There is some way to extract certain text (which may vary) but that is always surrounded by a text that is standard. This text comes from a pdf file and the text is extracted through OCR and is stored in a variable string from which I want to extract the data.
Here are some examples (this is in Spanish):
-Por medio de la presente Yo, Juan Perez(Is a Name, this is one data that i want) residente de un país…
-…como resultado de dicho siniestro
/n/n(the ocr dont bring the enter)
Reclamo: AUTO-12345-2019(This Part i want)/n
Poliza:…
-…efectuados por Aseguradora Pais, S.A. en el Taller, S.A.(this part i want) al vehiculo de mi propiedad…
There are several ways to do it, but they might be not very easy to learn on your own without programming background, but here is one learning site for you.
@askPWC I would recommend using 3 separate regex to extract the text you want. I generally find regex to be the best for extracting a text when it immediately follows a standard text
I would use string manipulation, but before that you need to detect your patterns, like in:
presente Yo, Juan Perez
FullTextVariable.IndexOf("Yo, ") would give you the position right before the name, but what will identify the position right AFTER that name?
If you have those answered, you can find the name using Substring function…
@askPWC - you can learn regex to a passable knowledge within a few hours. I would recommend reading through https://www.regular-expressions.info/ which does a great job of explaining regex, then use .NET Regex Tester - Regex Storm to test everything (they have a decent quick-reference on that site as well).
In would usually not use substring as it is inefficient and anytime you use it, I’ve found regex works faster and with less code. There are use cases for everything of course though
To get you started, you can identify the before using a regex “positive lookbehind” (?<=“present I”) and you can identify what goes after with a regex “positive lookahead” (?=“resident of a”). Then regex will pull out whatever you sandwich between them.
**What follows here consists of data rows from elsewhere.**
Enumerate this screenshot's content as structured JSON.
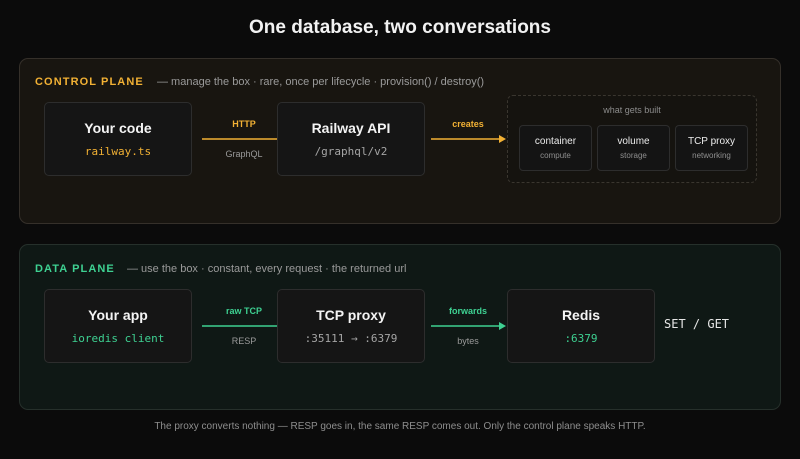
{
  "title": "One database, two conversations",
  "control_plane": {
    "label": "CONTROL PLANE",
    "description": "— manage the box · rare, once per lifecycle · provision() / destroy()",
    "accent": "#f2b134",
    "nodes": [
      {
        "name": "Your code",
        "sub": "railway.ts"
      },
      {
        "name": "Railway API",
        "sub": "/graphql/v2"
      }
    ],
    "arrows": [
      {
        "label": "HTTP",
        "sublabel": "GraphQL"
      },
      {
        "label": "creates",
        "sublabel": ""
      }
    ],
    "built": {
      "heading": "what gets built",
      "items": [
        {
          "name": "container",
          "sub": "compute"
        },
        {
          "name": "volume",
          "sub": "storage"
        },
        {
          "name": "TCP proxy",
          "sub": "networking"
        }
      ]
    }
  },
  "data_plane": {
    "label": "DATA PLANE",
    "description": "— use the box · constant, every request · the returned url",
    "accent": "#3ed192",
    "nodes": [
      {
        "name": "Your app",
        "sub": "ioredis client"
      },
      {
        "name": "TCP proxy",
        "sub": ":35111 → :6379"
      },
      {
        "name": "Redis",
        "sub": ":6379"
      }
    ],
    "arrows": [
      {
        "label": "raw TCP",
        "sublabel": "RESP"
      },
      {
        "label": "forwards",
        "sublabel": "bytes"
      }
    ],
    "commands": "SET / GET"
  },
  "footer": "The proxy converts nothing — RESP goes in, the same RESP comes out. Only the control plane speaks HTTP."
}
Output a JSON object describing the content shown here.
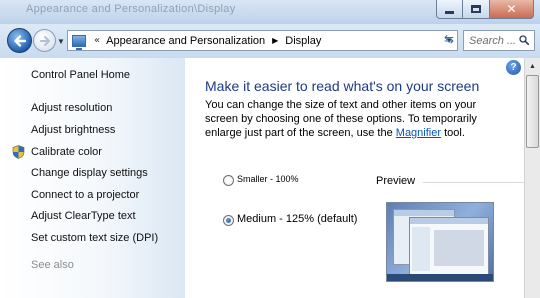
{
  "window": {
    "title": "Appearance and Personalization\\Display",
    "buttons": {
      "minimize": "minimize",
      "maximize": "maximize",
      "close": "close"
    }
  },
  "nav": {
    "back_icon": "back-arrow-icon",
    "forward_icon": "forward-arrow-icon",
    "breadcrumb_prefix": "«",
    "breadcrumbs": [
      "Appearance and Personalization",
      "Display"
    ],
    "search_placeholder": "Search ..."
  },
  "sidebar": {
    "home": "Control Panel Home",
    "items": [
      "Adjust resolution",
      "Adjust brightness",
      "Calibrate color",
      "Change display settings",
      "Connect to a projector",
      "Adjust ClearType text",
      "Set custom text size (DPI)"
    ],
    "see_also": "See also"
  },
  "main": {
    "heading": "Make it easier to read what's on your screen",
    "description_before": "You can change the size of text and other items on your screen by choosing one of these options. To temporarily enlarge just part of the screen, use the ",
    "magnifier_link": "Magnifier",
    "description_after": " tool.",
    "options": [
      {
        "label": "Smaller - 100%",
        "checked": false
      },
      {
        "label": "Medium - 125% (default)",
        "checked": true
      }
    ],
    "preview_label": "Preview"
  },
  "colors": {
    "heading": "#1e3a8a",
    "link": "#0654b8",
    "sidebar_text": "#101010"
  }
}
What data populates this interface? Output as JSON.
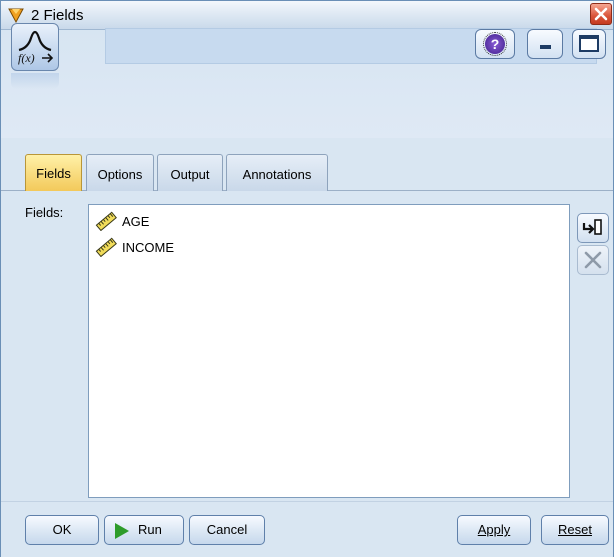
{
  "window": {
    "title": "2 Fields"
  },
  "header": {
    "node_name": "",
    "help_label": "?"
  },
  "tabs": [
    {
      "label": "Fields",
      "active": true
    },
    {
      "label": "Options",
      "active": false
    },
    {
      "label": "Output",
      "active": false
    },
    {
      "label": "Annotations",
      "active": false
    }
  ],
  "fields_panel": {
    "label": "Fields:",
    "items": [
      {
        "name": "AGE",
        "icon": "continuous-ruler-icon"
      },
      {
        "name": "INCOME",
        "icon": "continuous-ruler-icon"
      }
    ],
    "side_buttons": [
      "pick-fields-icon",
      "delete-icon"
    ]
  },
  "buttons": {
    "ok": "OK",
    "run": "Run",
    "cancel": "Cancel",
    "apply": "Apply",
    "reset": "Reset"
  },
  "colors": {
    "window_bg": "#d9e6f2",
    "active_tab": "#f3c95a",
    "close_button": "#d9543a",
    "run_icon": "#2e9c2a"
  }
}
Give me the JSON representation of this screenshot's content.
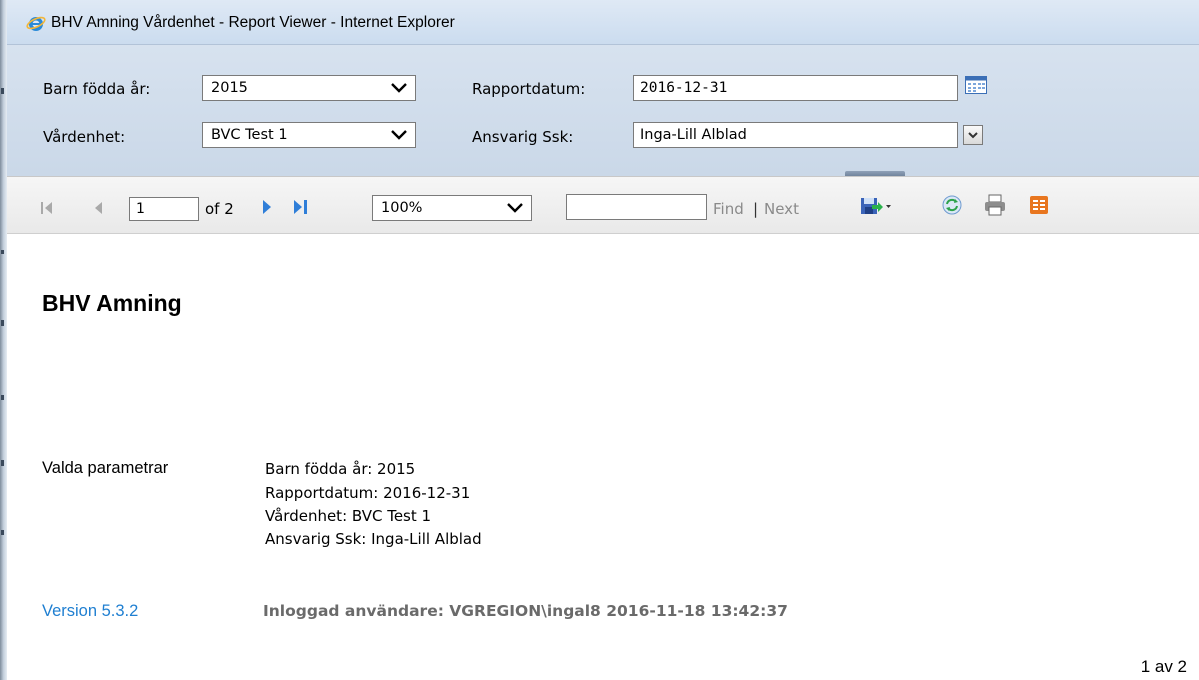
{
  "window": {
    "title": "BHV Amning Vårdenhet - Report Viewer - Internet Explorer",
    "icon": "internet-explorer-icon"
  },
  "parameters": {
    "barn_fodda_ar": {
      "label": "Barn födda år:",
      "value": "2015"
    },
    "rapportdatum": {
      "label": "Rapportdatum:",
      "value": "2016-12-31"
    },
    "vardenhet": {
      "label": "Vårdenhet:",
      "value": "BVC Test 1"
    },
    "ansvarig_ssk": {
      "label": "Ansvarig Ssk:",
      "value": "Inga-Lill Alblad"
    }
  },
  "toolbar": {
    "current_page": "1",
    "of_pages": "of 2",
    "zoom": "100%",
    "find_value": "",
    "find_label": "Find",
    "separator": "|",
    "next_label": "Next",
    "icons": [
      "first-page-icon",
      "previous-page-icon",
      "next-page-icon",
      "last-page-icon",
      "export-icon",
      "refresh-icon",
      "print-icon",
      "data-feed-icon"
    ]
  },
  "report": {
    "title": "BHV Amning",
    "params_label": "Valda parametrar",
    "param_lines": [
      "Barn födda år: 2015",
      "Rapportdatum: 2016-12-31",
      "Vårdenhet: BVC Test 1",
      "Ansvarig Ssk: Inga-Lill Alblad"
    ],
    "version": "Version 5.3.2",
    "inloggad": "Inloggad användare: VGREGION\\ingal8 2016-11-18 13:42:37",
    "page_count": "1 av 2"
  },
  "colors": {
    "titlebar": "#d3e1f1",
    "params_panel": "#cfdbeb",
    "link_blue": "#1f7fd1",
    "muted_text": "#6a6a6a"
  }
}
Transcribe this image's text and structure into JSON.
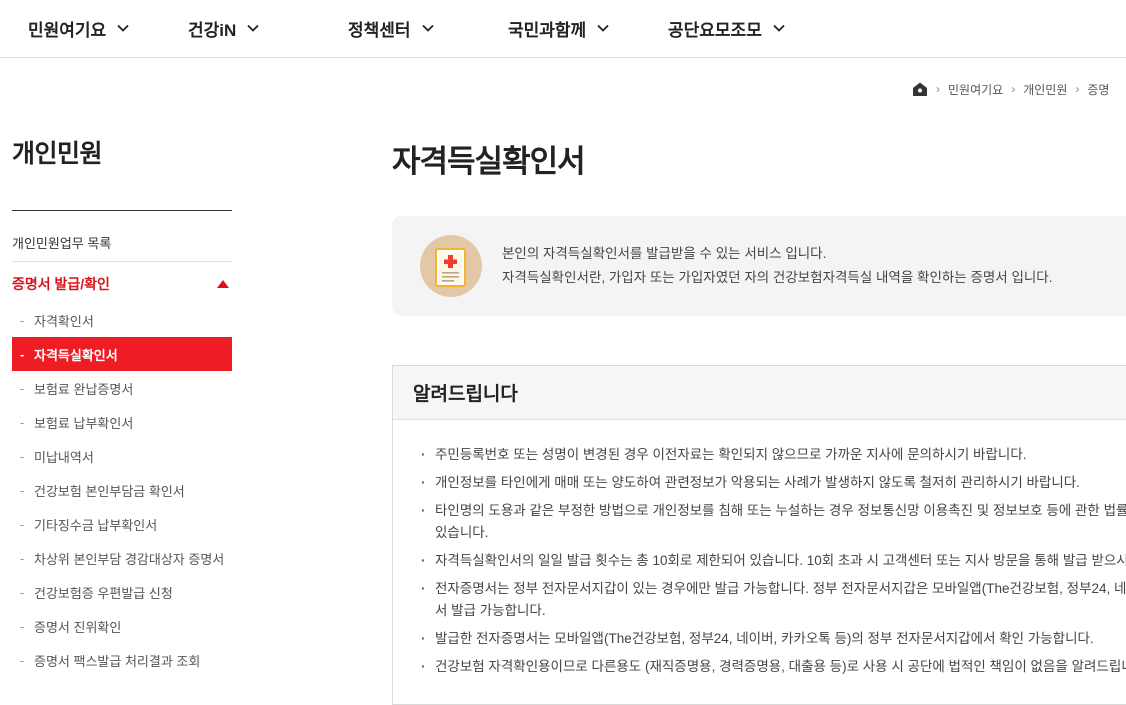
{
  "gnb": {
    "items": [
      {
        "label": "민원여기요"
      },
      {
        "label": "건강iN"
      },
      {
        "label": "정책센터"
      },
      {
        "label": "국민과함께"
      },
      {
        "label": "공단요모조모"
      }
    ]
  },
  "breadcrumb": {
    "items": [
      "민원여기요",
      "개인민원",
      "증명"
    ]
  },
  "lnb": {
    "title": "개인민원",
    "top_item": "개인민원업무 목록",
    "group_label": "증명서 발급/확인",
    "sub_items": [
      {
        "label": "자격확인서"
      },
      {
        "label": "자격득실확인서"
      },
      {
        "label": "보험료 완납증명서"
      },
      {
        "label": "보험료 납부확인서"
      },
      {
        "label": "미납내역서"
      },
      {
        "label": "건강보험 본인부담금 확인서"
      },
      {
        "label": "기타징수금 납부확인서"
      },
      {
        "label": "차상위 본인부담 경감대상자 증명서"
      },
      {
        "label": "건강보험증 우편발급 신청"
      },
      {
        "label": "증명서 진위확인"
      },
      {
        "label": "증명서 팩스발급 처리결과 조회"
      }
    ]
  },
  "main": {
    "title": "자격득실확인서",
    "intro": {
      "line1": "본인의 자격득실확인서를 발급받을 수 있는 서비스 입니다.",
      "line2": "자격득실확인서란, 가입자 또는 가입자였던 자의 건강보험자격득실 내역을 확인하는 증명서 입니다."
    },
    "notice": {
      "title": "알려드립니다",
      "items": [
        "주민등록번호 또는 성명이 변경된 경우 이전자료는 확인되지 않으므로 가까운 지사에 문의하시기 바랍니다.",
        "개인정보를 타인에게 매매 또는 양도하여 관련정보가 악용되는 사례가 발생하지 않도록 철저히 관리하시기 바랍니다.",
        "타인명의 도용과 같은 부정한 방법으로 개인정보를 침해 또는 누설하는 경우 정보통신망 이용촉진 및 정보보호 등에 관한 법률",
        "있습니다.",
        "자격득실확인서의 일일 발급 횟수는 총 10회로 제한되어 있습니다. 10회 초과 시 고객센터 또는 지사 방문을 통해 발급 받으시",
        "전자증명서는 정부 전자문서지갑이 있는 경우에만 발급 가능합니다. 정부 전자문서지갑은 모바일앱(The건강보험, 정부24, 네",
        "서 발급 가능합니다.",
        "발급한 전자증명서는 모바일앱(The건강보험, 정부24, 네이버, 카카오톡 등)의 정부 전자문서지갑에서 확인 가능합니다.",
        "건강보험 자격확인용이므로 다른용도 (재직증명용, 경력증명용, 대출용 등)로 사용 시 공단에 법적인 책임이 없음을 알려드립니"
      ]
    }
  },
  "colors": {
    "accent": "#ee1c23",
    "accent_text": "#d8131b",
    "panel_bg": "#f4f4f4"
  },
  "icons": {
    "gnb_chevron": "chevron-down-icon",
    "home": "home-icon",
    "breadcrumb_sep": "chevron-right-icon",
    "group_toggle": "triangle-up-icon",
    "intro": "certificate-icon"
  }
}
If you want everything, that expression would then look like: (?<="present I").+(?="resident of a")
Then for that case would be in Assign activity for lets say txtName variable:
txtName = FullTextVariable.Substring(FullTextVariable.IndexOf(“present I”)+1, FullTextVariable.IndexOf(“resident of a”)-FullTextVariable.IndexOf(“present I”)-1)
or something very close to it
and i do agree that after you learn regex, the expression will be easier to read/create, BUT i can assure you that if are going to use the expression only a few times, substring is much faster, because regex have to “compile” before used… also you are giving him an expression, but for sure he would not know what to do with it…